Near Tænarum, in Laconia, was a cave among dark and gloomy rocks, through which led one of the entrances to the Lower World. This was the road by which Hercules descended when he went to carry off Cerberus, the three-headed dog that guards the threshold of Pluto. Undaunted by the terrors of the place, Orpheus passed through this gate and down a dark and dismal road to the kingdom of the dead. Here he came in safety through the crowd of ghosts and phantoms, and stood at last before the throne of Pluto and Proserpina. Then he touched the chords of his lyre and chanted these words:

"Great lords of the world below the earth, to which all we mortals must one day come, grant me to tell a simple tale and declare unto you the truth. Not to look upon the blackness of Tartarus have I come hither, nor yet to bind in chains the snaky heads on Cerberus. It is my wife I seek. A viper's sting has robbed her of the years that were her due. I should have borne my loss, indeed I tried to bear it, but I was overcome by Love, a god well known in the world above, and I think not without honor in your kingdom, unless the story of Proserpina's theft be a lying tale. I beseech you, by the realms of the dead, by mighty Chaos and the silence of your vast kingdom, revoke the untimely doom of Eurydice. All our lives are forfeit to you. 'Tis but a short delay, and late or soon we all hasten towards one goal. Hither all our footsteps tend. This is our last home, yours is the sole enduring rule over mankind. She too, when she shall have lived her allotted term of years, will surely come under your sway. Till then, I implore you, let her be mine. But if the Fates refuse a husband's prayers, I am resolved never to return hence. My death shall give you a double boon."

Thus he prayed and touched his harp in tune with his words. All around him the lifeless ghosts came flocking, and as they heard they wept. Tantalus forgot his hunger and thirst. Ixion's wheel stood still, the Danaids set aside their leaky urns and Sisyphus sat on his stone to listen. Never yet had such sweet strains been heard in the world of gloom. Then, for the first time, tears moistened the cheeks of the Furies, and even the king and queen of the dead were moved to pity. They summoned Eurydice, and she came, yet halting from her recent wound.

"Take her," says Pluto, "and lead her back to the light. But she must follow you at a distance, nor must you once turn round to look upon her till you have passed beyond these realms. Else the boon we grant you will be but vain."

A steep path led upward from the realm of darkness, and the way was hard to find through the gloom. In silence Orpheus led on, till the goal was close at hand and the welcoming light of the upper air began to penetrate the darkness. Then a sudden fear struck his heart. Had Eurydice really followed his steps, or had she turned back, and was all his toil in vain? Tom with anxiety and longing, he turned to gaze on his beloved. Dimly he saw her, but for the last time, for a power she could not resist drew her back. Orpheus stretched out his arms and tried to seize her, but he only clasped the empty air. "Farewell, a last farewell," she murmured, and vanished from his sight.
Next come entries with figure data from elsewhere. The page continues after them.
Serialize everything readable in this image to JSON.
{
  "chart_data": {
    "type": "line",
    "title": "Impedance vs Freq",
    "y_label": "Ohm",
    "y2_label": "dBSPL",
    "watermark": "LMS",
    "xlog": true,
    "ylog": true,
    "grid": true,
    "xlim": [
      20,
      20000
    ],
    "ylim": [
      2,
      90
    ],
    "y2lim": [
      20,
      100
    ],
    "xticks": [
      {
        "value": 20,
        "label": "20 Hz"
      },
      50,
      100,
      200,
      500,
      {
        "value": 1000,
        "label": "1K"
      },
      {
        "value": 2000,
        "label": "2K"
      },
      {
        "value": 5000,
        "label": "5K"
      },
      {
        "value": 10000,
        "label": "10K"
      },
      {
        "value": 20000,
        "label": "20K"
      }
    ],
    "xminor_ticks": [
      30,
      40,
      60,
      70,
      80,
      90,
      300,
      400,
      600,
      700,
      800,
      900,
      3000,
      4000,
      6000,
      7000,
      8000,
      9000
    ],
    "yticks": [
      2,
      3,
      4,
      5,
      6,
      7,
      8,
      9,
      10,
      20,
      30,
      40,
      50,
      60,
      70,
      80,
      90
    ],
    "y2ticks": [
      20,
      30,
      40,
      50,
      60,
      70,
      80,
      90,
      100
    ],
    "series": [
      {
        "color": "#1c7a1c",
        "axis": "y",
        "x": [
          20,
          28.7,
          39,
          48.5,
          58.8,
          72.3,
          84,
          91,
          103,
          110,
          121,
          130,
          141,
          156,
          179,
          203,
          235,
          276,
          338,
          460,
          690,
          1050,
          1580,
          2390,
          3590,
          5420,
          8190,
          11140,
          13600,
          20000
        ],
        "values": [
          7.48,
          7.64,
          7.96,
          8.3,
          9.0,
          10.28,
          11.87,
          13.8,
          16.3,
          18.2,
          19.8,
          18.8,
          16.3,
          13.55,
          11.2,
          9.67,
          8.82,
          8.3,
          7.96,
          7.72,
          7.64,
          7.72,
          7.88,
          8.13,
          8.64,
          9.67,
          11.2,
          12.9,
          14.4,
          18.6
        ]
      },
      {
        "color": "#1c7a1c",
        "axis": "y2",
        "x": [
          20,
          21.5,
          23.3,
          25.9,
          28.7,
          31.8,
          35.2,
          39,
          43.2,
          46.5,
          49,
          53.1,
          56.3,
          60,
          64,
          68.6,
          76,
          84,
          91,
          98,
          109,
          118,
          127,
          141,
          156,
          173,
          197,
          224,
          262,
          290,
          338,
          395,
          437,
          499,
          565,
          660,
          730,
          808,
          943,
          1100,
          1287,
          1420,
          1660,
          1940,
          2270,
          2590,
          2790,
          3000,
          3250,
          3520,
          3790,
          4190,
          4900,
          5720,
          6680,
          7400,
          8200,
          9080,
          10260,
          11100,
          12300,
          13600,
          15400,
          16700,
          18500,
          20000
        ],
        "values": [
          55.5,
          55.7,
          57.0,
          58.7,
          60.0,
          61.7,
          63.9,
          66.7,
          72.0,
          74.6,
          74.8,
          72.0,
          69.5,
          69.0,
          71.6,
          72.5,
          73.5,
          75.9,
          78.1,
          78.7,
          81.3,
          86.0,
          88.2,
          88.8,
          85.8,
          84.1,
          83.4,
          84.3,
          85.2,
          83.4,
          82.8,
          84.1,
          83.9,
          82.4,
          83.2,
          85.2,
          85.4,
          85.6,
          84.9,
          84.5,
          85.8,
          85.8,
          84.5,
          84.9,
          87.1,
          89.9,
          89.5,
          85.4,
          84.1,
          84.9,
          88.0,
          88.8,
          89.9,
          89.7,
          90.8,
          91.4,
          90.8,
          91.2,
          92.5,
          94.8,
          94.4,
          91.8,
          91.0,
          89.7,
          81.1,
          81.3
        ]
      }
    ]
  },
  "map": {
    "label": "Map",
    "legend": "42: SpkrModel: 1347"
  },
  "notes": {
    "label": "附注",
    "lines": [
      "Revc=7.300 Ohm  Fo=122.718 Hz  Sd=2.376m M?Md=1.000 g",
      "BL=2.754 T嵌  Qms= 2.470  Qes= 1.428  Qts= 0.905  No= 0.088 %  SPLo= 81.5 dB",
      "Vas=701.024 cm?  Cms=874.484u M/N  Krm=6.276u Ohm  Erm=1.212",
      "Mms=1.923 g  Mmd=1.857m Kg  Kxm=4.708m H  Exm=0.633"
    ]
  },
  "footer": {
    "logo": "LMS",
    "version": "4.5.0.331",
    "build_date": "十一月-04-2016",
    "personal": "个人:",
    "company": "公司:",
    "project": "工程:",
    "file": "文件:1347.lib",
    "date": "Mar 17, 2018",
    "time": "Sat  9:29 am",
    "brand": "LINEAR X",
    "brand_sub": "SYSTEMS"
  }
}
In vain Orpheus tried to follow her, in vain he besought Charon to carry him a second time across the waters of Acheron. Seven days he sat on the further bank without food or drink, nourished by his tears and grief. Then at last he knew that the gods below were pitiless; and full of sorrow he returned to the upper earth.

For three years he wandered among the mountains of Thrace, finding his only consolation in the music of his lyre, for he shunned all men and women and would have no bride after Eurydice.

One day he sat down to rest on a grassy hill in the sunshine, and played and sang to beguile his sorrow. As he played, the coolness of shady branches seemed all about him, and looking up he found himself in the midst of a wood. Oak, poplar, lime, beech, laurel, ash, pine, plane and maple and many another tree had gathered together here, drawn from their distant forest homes by the sounds of Orpheus's lyre. Yes, and the beasts and the birds of the field came too, and Orpheus sat in their midst and sang and played the tunes of sorrow.